The effective design looks like breaking up large corporations or taxing them directly (e.g. VAT) rather than taxing the holders of their shares.
And notice how the lobbyists frame this: VAT and corporate income tax are structurally similar. In both cases a tax is paid on the company's revenue minus its expenses; the expenses are then revenue to the supplier. The difference is what happens when the supply chain crosses a jurisdictional boundary. For corporate income tax, the tax is paid to the jurisdiction where the corporation reports profits, which it can structure its operations to choose and thereby avoid taxes. For VAT, the tax is paid to the jurisdiction where the corporation's customers are, which multinational corporations can't easily change. Their lobbyists then come up with nonsense arguments claiming that VAT is regressive but corporate income tax isn't, even though for a domestic supply chain they have the same effect and for an international supply chain it's corporate income tax that allows rich corporations owned by billionaires to have a tax advantage over small businesses owned by middle class domestic proprietors.
By contrast, there is no real effective design for a wealth tax because the problems with it are reality problems rather than design problems. People can enter into arbitrarily complicated contracts involving high uncertainty or private information or foreign parties, and regularly do, that the government has no way to accurately value. But as soon as they inaccurately value anything it becomes a tax shelter.
>What percentage of Americans, especially home-owning Americans, have more wealth in the stock market than in their home?
I'd guess about half of those over 50 and under 70. It is all locked in IRA, 401k, and pensions where they can't get at it, but that is where most middle class and upper middle class keep their wealth.
Half of those under 50 are on track to have the majority of their wealth be in a retirement fund by the time they are 50 as well.

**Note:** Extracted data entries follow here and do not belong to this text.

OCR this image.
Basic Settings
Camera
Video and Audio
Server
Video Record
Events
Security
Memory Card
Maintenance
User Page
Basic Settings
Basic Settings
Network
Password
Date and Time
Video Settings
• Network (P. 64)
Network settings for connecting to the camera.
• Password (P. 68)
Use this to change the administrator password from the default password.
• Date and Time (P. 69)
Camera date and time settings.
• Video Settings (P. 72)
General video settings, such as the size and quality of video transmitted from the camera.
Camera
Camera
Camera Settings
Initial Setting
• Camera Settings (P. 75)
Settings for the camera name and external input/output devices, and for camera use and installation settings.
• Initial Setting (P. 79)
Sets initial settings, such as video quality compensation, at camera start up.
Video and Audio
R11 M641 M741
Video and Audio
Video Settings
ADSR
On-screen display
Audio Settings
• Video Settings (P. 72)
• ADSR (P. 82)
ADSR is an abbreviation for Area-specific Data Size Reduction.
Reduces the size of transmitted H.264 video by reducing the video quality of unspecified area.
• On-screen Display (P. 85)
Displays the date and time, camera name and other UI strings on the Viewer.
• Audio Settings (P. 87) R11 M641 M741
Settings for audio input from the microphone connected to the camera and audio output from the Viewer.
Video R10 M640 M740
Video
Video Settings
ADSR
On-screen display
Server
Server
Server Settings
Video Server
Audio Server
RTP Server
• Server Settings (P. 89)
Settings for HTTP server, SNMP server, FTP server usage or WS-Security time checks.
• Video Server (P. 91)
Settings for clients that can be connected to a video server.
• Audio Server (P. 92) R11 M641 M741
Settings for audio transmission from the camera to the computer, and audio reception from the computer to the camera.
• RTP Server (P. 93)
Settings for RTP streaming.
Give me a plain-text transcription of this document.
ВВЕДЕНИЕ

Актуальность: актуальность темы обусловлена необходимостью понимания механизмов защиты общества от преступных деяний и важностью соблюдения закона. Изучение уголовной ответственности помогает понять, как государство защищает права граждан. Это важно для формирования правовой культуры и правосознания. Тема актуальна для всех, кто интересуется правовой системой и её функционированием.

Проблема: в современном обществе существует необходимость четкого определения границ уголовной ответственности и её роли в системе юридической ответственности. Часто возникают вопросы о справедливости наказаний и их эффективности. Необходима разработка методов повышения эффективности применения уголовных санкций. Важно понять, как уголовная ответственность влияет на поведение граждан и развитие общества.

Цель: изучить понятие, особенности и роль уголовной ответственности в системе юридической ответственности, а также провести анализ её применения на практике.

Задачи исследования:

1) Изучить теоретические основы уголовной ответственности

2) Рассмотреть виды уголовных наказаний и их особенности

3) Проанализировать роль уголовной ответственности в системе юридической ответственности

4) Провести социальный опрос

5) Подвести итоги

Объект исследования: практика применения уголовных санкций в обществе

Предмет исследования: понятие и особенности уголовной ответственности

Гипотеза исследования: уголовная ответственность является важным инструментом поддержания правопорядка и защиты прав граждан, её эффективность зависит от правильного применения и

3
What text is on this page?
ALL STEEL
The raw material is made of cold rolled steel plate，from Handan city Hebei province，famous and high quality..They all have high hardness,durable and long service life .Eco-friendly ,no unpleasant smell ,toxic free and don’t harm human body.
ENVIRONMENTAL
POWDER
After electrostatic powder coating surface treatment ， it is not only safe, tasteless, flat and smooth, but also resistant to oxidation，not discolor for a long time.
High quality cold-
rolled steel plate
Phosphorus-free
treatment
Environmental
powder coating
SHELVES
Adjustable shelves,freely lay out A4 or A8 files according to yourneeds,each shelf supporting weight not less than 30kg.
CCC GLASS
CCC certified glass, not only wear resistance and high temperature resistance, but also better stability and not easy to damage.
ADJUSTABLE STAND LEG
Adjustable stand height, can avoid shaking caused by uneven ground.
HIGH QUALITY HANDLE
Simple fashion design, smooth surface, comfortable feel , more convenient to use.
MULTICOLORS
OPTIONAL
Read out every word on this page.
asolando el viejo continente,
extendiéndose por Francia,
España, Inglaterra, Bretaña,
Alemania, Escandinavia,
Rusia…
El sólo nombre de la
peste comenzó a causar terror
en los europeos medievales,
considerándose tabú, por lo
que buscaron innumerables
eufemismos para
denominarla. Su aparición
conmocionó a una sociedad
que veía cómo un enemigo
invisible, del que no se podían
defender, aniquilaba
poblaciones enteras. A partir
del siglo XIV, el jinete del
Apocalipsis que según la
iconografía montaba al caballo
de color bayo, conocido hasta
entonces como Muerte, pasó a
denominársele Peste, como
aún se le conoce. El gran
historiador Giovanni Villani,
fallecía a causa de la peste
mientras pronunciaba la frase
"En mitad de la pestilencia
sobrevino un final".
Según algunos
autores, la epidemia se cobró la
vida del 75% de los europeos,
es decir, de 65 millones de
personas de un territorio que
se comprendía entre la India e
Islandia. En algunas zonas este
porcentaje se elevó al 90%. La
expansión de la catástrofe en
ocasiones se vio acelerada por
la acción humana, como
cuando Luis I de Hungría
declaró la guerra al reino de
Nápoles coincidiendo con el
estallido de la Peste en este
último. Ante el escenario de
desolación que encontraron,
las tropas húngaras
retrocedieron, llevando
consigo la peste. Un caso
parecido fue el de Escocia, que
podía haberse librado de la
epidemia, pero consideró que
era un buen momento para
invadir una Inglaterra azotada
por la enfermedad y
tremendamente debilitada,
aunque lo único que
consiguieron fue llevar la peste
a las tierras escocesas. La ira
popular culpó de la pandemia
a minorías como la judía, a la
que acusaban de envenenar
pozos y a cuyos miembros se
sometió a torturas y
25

> What percentage of Americans, especially home-owning Americans, have more wealth in the stock market than in their home?
I don’t own a home (and can’t afford to own a home) but I have close to $1M in various retirement accounts. If you’re a first time homebuyer in my area, you need an income of like $150k to afford it and not cut retirement savings to zero.
I’ll be able to retire some day but may never be able to afford a home. It’s an odd situation to be in, nearly a millionaire and only able to afford a meager apartment.